One of the major points of conversation when swimmers and parents are first experiencing long course swimming are the conversion times that appear on meet mobile or when entering competitions. The conversion times are worked out as a very rough estimates based on the average times of swimmers who have previously raced long and short course events. They do not take in to account the many many differences between swimmers and their skill level. So whilst the conversion times are useful and allow clubs and teams to ensure swimmers who are fast enough qualify for certain meets, they are not a perfect guide and therefore should not be deemed personal best times.
For swimmers who are particularly skilled in underwater fly kicking and turns, the short course pool is significantly faster.
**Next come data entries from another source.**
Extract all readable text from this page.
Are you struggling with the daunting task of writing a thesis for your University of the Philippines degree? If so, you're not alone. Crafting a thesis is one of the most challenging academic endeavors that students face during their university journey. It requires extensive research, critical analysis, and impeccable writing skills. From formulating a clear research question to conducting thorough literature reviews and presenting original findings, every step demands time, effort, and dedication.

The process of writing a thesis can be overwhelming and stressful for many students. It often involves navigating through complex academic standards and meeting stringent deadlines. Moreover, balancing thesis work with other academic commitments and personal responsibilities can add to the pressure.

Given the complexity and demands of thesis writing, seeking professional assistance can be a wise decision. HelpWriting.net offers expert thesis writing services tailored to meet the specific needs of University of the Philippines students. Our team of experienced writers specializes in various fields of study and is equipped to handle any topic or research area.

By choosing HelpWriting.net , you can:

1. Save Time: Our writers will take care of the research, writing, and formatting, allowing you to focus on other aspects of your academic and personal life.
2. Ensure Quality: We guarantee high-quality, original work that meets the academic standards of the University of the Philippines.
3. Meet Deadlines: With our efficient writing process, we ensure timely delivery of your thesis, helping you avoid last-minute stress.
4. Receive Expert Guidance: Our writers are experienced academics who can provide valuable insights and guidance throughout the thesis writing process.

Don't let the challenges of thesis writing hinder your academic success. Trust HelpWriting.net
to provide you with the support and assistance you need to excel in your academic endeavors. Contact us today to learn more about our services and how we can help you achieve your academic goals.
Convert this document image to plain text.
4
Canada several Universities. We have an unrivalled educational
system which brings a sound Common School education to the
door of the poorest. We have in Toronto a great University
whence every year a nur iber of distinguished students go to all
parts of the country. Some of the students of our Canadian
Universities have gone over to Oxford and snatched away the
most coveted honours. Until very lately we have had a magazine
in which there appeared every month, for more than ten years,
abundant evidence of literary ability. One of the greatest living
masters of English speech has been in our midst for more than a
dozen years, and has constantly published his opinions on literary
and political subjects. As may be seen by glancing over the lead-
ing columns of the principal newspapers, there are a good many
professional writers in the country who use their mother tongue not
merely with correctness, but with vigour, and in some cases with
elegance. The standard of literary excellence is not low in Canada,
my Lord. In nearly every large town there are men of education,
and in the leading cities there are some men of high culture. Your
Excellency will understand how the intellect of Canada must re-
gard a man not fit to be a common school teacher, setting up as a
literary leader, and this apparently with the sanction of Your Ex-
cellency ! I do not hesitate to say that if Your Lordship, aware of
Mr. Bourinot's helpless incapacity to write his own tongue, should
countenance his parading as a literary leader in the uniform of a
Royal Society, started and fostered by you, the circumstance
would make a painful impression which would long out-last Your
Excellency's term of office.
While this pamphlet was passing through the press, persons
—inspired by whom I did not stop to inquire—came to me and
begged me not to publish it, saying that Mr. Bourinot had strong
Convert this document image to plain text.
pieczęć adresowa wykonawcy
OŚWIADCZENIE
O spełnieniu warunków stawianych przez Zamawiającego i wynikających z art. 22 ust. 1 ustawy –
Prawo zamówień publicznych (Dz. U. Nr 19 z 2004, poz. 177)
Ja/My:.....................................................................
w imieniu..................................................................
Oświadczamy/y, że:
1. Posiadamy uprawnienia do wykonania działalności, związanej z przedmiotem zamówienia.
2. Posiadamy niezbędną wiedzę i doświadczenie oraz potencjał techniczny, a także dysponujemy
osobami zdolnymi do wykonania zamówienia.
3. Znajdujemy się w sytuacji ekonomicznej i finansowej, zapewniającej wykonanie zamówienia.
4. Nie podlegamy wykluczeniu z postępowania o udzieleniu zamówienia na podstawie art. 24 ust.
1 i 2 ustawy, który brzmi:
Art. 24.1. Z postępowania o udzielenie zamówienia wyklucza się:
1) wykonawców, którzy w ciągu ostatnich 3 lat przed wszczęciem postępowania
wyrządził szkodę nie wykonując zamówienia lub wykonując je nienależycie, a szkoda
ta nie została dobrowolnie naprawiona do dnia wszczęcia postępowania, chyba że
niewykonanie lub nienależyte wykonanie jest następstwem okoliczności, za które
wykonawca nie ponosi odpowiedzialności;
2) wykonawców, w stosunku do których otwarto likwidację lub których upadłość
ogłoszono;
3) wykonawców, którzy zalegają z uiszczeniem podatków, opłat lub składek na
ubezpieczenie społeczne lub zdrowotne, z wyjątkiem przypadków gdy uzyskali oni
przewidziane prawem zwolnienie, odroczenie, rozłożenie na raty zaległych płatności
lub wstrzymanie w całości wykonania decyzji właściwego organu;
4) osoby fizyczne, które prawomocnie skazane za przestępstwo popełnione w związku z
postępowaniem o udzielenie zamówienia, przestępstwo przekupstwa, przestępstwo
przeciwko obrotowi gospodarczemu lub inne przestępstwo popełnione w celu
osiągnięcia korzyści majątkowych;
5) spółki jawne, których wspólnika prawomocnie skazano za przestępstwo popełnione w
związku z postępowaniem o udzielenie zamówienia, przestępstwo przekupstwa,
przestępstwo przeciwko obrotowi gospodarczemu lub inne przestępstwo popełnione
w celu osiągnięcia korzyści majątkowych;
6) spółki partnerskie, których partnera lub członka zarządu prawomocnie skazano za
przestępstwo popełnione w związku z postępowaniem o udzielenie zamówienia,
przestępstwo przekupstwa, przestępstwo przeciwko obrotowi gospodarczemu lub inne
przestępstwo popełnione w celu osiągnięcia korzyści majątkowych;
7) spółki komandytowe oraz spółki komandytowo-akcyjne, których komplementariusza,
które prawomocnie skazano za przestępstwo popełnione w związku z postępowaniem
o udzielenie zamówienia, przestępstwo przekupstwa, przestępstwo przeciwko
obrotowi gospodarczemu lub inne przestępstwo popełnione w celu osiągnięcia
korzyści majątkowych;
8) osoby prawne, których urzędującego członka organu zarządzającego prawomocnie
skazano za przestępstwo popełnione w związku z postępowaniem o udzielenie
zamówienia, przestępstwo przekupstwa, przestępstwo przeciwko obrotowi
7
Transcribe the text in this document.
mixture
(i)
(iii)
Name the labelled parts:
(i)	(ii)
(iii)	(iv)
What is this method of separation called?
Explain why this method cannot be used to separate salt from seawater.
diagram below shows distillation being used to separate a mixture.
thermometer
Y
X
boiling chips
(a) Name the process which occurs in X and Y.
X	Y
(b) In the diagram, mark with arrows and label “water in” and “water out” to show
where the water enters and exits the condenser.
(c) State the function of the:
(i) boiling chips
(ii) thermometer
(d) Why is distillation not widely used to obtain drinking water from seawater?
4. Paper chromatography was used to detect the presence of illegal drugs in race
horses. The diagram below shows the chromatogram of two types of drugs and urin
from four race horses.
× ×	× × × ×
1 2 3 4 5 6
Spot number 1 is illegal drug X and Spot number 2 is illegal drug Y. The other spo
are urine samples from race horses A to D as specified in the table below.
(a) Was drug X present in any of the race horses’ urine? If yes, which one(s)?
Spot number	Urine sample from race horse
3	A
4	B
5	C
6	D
As a programme, these are some of the main focus points for our junior programme, so Hamilton Aquatics swimmers should see significant improvements in a short course pool when compared to the 50m pool.
The long course competitions will often see some swimmers who competed well in the short course pool struggle to transfer to the long course season. There can be many reasons for this, but in my opinion the main areas for swimmers to work on are efficiency of stroke and then consistent attendance of training.
Swimmers who are inefficient will struggle to transfer their strokes to a long course pool, due to the higher percentage of time that they are swimming per 50m. Distance per stroke, stroke counts, reducing resistance – these are key to allowing swimmers to maintain their speed in the second half of each 50m. Tying into this is attendance. Swimmers who are not fit enough will also struggle to compete in a long course environment, so it is VITAL that swimmers are attending the right number of sessions prescribed to them by their coach, dependent on their development. When swimmers get the right balance of technical efficiency in their strokes and conditioning from their training – magic will happen in the long course pool!